1. Defeat: Napoleon’s Russian Campaign – Philippe-Paul de Segur
The title kind of says it all.
2. Gender Trouble – Judith Butler
Difficult prose, complex arguments leading to a clear-sighted, almost playful, deconstruction of sexual identity. The conclusion: heterosexuality is basically impossible.
3. Moby Dick
It’s just intimidating – whichever way you want to look at it.
4. The Origin of the Family, Private Property and the State – Frederic Engels
The subtitle could be: I’ve thought a lot about this stuff and anything even vaguely romantic that happens between you and me is a) a socio-economic construct and b) is not going to lead to anything good for either of us or for the future of socialism
5. On War – General Karl Von Clausewitz
It’s like Les Liaisons Dangereuses without the sex. This book shows a commitment to military strategy and ultimately victory without any of the bodice-ripping erotic relief.
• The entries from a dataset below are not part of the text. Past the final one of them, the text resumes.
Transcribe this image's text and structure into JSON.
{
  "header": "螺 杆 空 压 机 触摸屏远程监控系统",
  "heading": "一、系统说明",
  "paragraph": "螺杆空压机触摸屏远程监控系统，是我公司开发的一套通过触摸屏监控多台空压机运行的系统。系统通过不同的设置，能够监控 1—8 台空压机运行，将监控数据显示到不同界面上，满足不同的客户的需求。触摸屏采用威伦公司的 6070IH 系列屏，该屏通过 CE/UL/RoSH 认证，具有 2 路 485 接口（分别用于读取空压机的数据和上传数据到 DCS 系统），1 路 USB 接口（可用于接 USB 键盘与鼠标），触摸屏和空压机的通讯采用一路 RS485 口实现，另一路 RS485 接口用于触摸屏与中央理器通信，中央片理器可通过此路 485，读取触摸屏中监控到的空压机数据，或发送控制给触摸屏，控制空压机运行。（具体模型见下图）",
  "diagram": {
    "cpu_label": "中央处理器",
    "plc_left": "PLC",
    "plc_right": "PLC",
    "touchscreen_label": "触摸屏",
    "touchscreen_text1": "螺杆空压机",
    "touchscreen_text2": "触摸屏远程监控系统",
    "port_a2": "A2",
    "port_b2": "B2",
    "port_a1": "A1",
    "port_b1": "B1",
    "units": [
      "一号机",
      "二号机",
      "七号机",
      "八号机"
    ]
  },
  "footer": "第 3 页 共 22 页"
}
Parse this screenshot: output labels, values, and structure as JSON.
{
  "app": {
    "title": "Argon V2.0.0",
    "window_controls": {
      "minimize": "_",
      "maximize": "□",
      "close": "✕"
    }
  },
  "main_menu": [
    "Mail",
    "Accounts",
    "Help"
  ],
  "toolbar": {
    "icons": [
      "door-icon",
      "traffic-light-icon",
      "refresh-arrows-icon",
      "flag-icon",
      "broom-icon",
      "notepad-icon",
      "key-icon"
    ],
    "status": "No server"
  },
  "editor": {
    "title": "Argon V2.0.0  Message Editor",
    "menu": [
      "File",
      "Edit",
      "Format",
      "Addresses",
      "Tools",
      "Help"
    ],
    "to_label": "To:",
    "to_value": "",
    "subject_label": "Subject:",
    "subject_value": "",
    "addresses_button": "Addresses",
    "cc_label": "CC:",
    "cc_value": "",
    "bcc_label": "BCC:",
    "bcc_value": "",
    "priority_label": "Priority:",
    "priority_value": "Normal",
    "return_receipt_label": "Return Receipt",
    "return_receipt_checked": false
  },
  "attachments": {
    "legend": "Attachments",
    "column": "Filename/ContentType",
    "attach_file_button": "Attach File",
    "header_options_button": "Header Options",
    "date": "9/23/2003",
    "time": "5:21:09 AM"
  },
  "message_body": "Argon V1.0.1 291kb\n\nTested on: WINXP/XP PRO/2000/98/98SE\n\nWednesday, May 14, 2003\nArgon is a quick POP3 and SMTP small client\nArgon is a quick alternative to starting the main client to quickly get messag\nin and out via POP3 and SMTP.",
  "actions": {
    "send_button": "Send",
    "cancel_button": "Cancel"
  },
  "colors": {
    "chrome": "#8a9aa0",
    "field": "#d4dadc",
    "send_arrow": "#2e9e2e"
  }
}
6. The Sex Lives of the Great Dictators – Nigel Cawthorne
Can power ever be fetishized enough? I think the answer might be yes. This book might just as well be a manual for alienated, narcissistic, paranoid (and possibly even murderous) relationships
7. The Rise of Modern Japan – W.G. Beasley
A modern classic since 1963. This book screams serious, boring… and impenetrable.
8. Any weighty biography (over 900 pages) of the following: The Duke of Wellington, Mao Tse Tung, Martin McGuiness
Not to be confused with biographies of Alexander the Great, Napoleon, Che Guevera or Michael Collins – who can be comfortably accommodated into Romantic revolutionary and/or military heroes.